Lead Capture for SMBs: Measurement

April 21st, 2011 by Sean Dwyer

Measurement and analysis of Lead Capture effectiveness leads to insights that can improve sales and marketing efficiencies. Therefore, it is typically important to measure the following:

1.       Lead flow – how many leads are being generated

2.       Lead quality – are the captured leads in your target “sweet spot”

3.       Lead cost – what is your cost per lead (CPL)

The first step in measurement is to create a Lead Capture forecast. In other words, predict how many leads the sales force will need to meet its quotas, and how big a Lead Capture budget you need to generate the demand. Doing so gives you goals against which to measure progress.

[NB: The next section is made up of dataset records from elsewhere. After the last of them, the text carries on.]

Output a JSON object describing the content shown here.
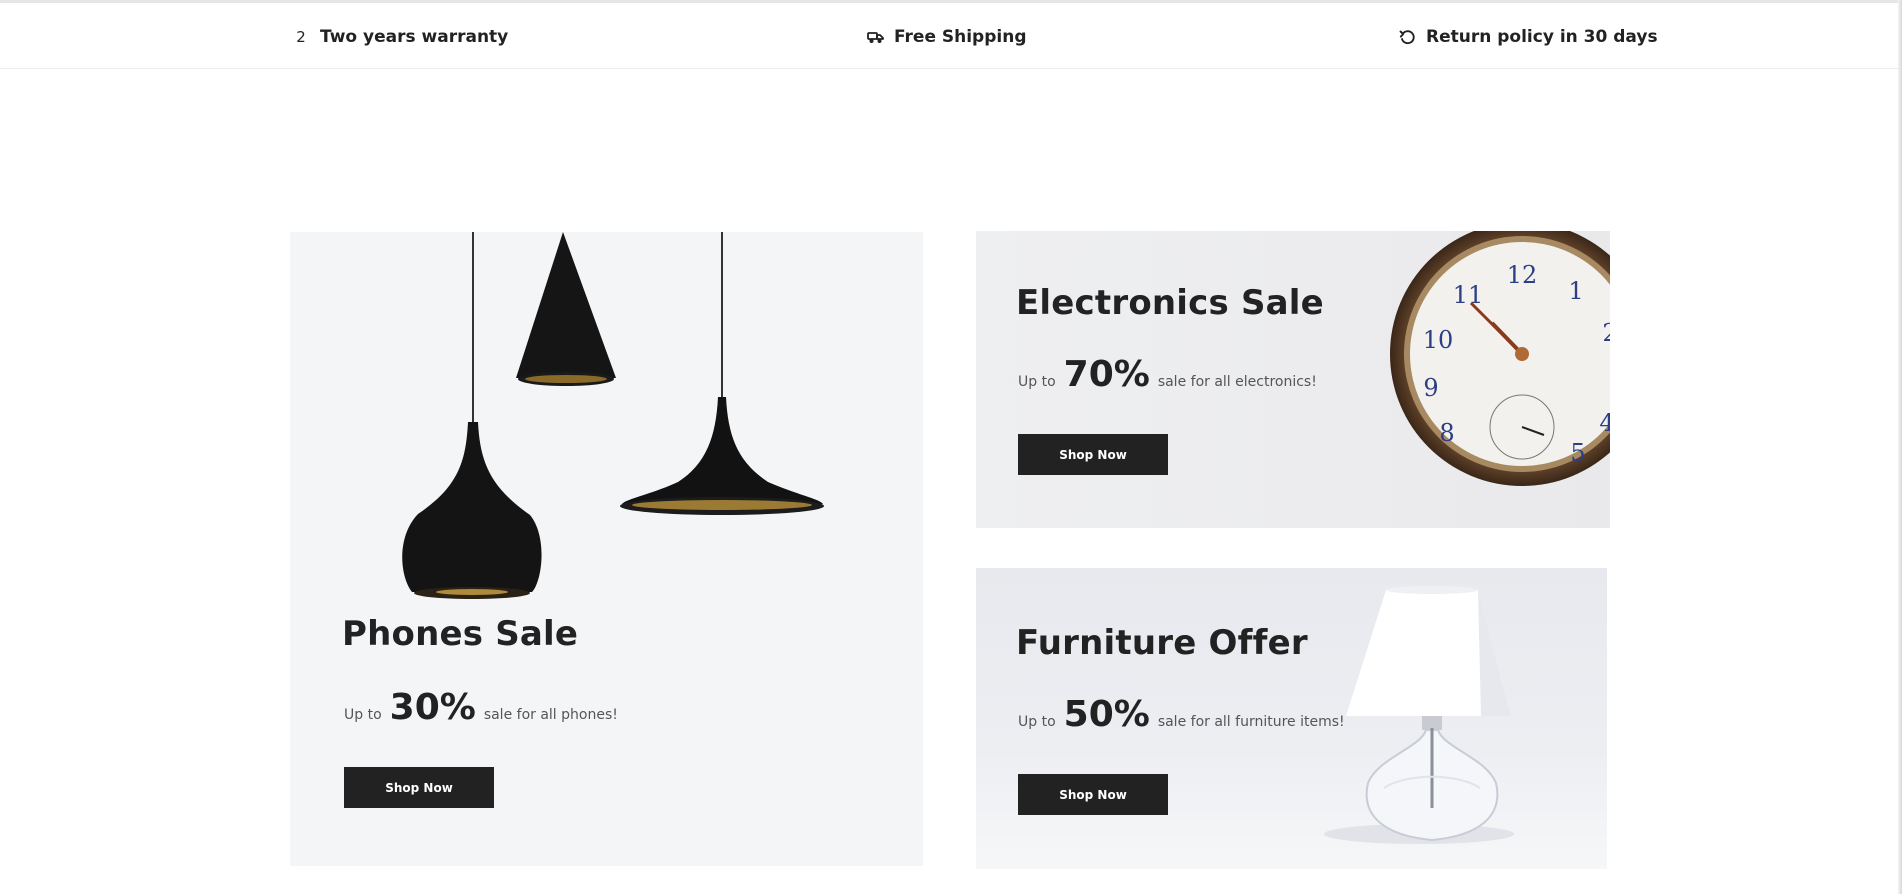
{
  "features": {
    "warranty": {
      "icon": "warranty-icon",
      "glyph": "2",
      "label": "Two years warranty"
    },
    "shipping": {
      "icon": "truck-icon",
      "label": "Free Shipping"
    },
    "returns": {
      "icon": "undo-icon",
      "label": "Return policy in 30 days"
    }
  },
  "banners": {
    "phones": {
      "title": "Phones Sale",
      "up_to": "Up to",
      "percent": "30%",
      "description": "sale for all phones!",
      "button": "Shop Now",
      "image_icon": "pendant-lamps-image"
    },
    "electronics": {
      "title": "Electronics Sale",
      "up_to": "Up to",
      "percent": "70%",
      "description": "sale for all electronics!",
      "button": "Shop Now",
      "image_icon": "pocket-watch-image"
    },
    "furniture": {
      "title": "Furniture Offer",
      "up_to": "Up to",
      "percent": "50%",
      "description": "sale for all furniture items!",
      "button": "Shop Now",
      "image_icon": "table-lamp-image"
    }
  },
  "colors": {
    "button_bg": "#222222",
    "button_text": "#ffffff",
    "banner_bg": "#f4f5f7",
    "text": "#222222"
  }
}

Forecasting Lead Capture Requirements

The forecasted lead count is usually expressed as a monthly, quarterly and/or annual goal, and it is calculated based on a few inputs from sales and also on some reasonable assumptions about (or historic measurements of) the rate at which leads are converted to paying customers. It’s a simple spreadsheet exercise:

Metric Example Explanation
Annual New Customer Sales Forecast $5,000,000 Get this from sales
Average Selling Price $100,000 Get this from sales
# New customer deals required to meet annual sales goal: 50 Sales forecast divided by ASP
Closure Rate:

(% of qualified sales leads that convert to closed deals)

25% It is typical to assume 25% of deals in the sales pipeline will close and become customers
# Qualified sales leads required:



#Target New Customers divided by Closure Rate
Sales Qualification Rate:

(% of Raw marketing leads that convert to qualified sales leads)

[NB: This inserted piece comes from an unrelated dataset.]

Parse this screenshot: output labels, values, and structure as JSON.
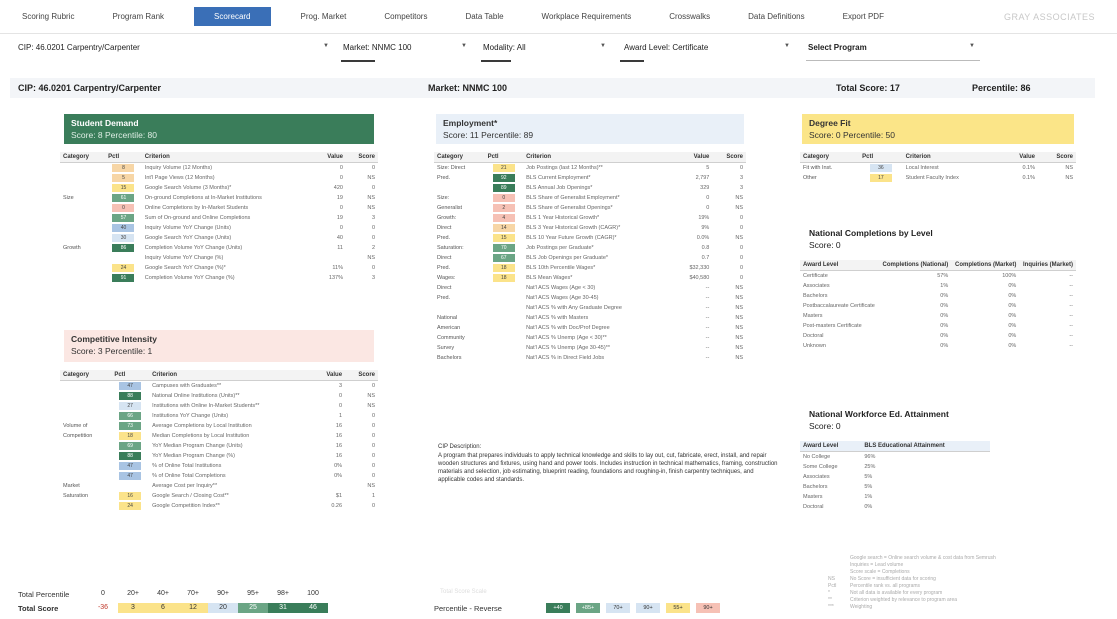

10% It is reasonable to assume 10% of raw marketing leads will end up in the sales pipeline as qualified opportunities
# new raw marketing leads required to meet new customer sales goal:



# of Qualified sales leads divided by Qualification Rate

Note that the sales forecast above is for NEW sales opportunities; it excludes recurring revenue you expect to collect from existing customers (such as annual maintenance or subscription fees) because marketing doesn’t need to generate leads to drive that revenue.

The calculations above can be done on a quarterly basis or on a per-sales rep basis if sales revenue goals are set at that level (and usually are within B2B companies).

There can be some variation on the calculation depending on the length of your sales cycle. If it usually takes 3 months to close a new customer, then you’ll need to capture leads in the current quarter to drive revenue in the next quarter. If you have a 6 month sales cycle, then you’ll need to capture leads in the current quarter to drive revenue 2 quarters from now, and so on.

As soon as you can (often after the first few months of Lead Capture), you should replace your assumed Qualification and Closure rates with actual, measured rates and adjust your lead forecast accordingly.

Best Practices – Measuring Performance

Create a Lead Capture dashboard – Marketing should prepare a simple dashboard report or spreadsheet that shows the following:

  • Total number of raw leads captured
  • Number of “in-profile” leads—the total number of leads, MINUS unsellable leads (from non-target geographies or industries, for example).
  • Raw-to-In-Profile Lead conversion rate – what percentage of raw leads are “in profile?” (i.e., is marketing collecting quality leads within your target market. It’s typical for this ratio to be 35% to 55%).
  • Total qualified sales leads – these are leads that the sales team has added to their forecast opportunities.
  • In-Profile-Leads to Total qualified sales leads conversion rate  – what percentage of in-profile leads has sales qualified into their sales forecast. This percentage is usually around 10%

The chart below shows a simple way of communicating Lead Capture results.

Analysis of this data can reveal actionable insight. For example, the plot of the in-profile leads and qualified sales leads says a lot about Lead Capture & follow up. QSLs are typically a steady percentage of in-profile leads (~10%). But here, QSLs are flat even though in-profile lead flow is dropping steadily and then spiking. You’d expect the QSL curve to have a similar shape to the in-profile lead curve. The discrepancy tells us that a) there aren’t enough sales people to follow up on leads (or they aren’t follow up effectively) and b) marketing is wasting money generating leads that sales doesn’t have time to process. So, this company should reduce Lead Capture spending or hire new sales people to keep up with demand (which the company from which this data came did in July, resulting in an uptick in QSLs in Aug-Oct).

Report Lead Capture performance to senior management regularly – Marketing should be analyzing Lead Capture data very frequently. The more you do so, the sooner you might find ways to improve Lead Capture processes. Regularly sharing Lead Capture data with senior execs is motivating—no one likes to report bad news (e.g., a weekly or monthly drop in lead count) – so this helps ensure you’ll take corrective measures in between reports to make sure the news is good.

Smaller companies, especially startups with more erratic lead flows, should review Lead Capture results on a weekly basis. Larger companies with steadier lead flows can discuss monthly.


One Response to “Lead Capture for SMBs: Measurement”

  1. JP says:

    This will be very helpful for for giving a new client clarity on how many leads they need across all channels to meet their goals.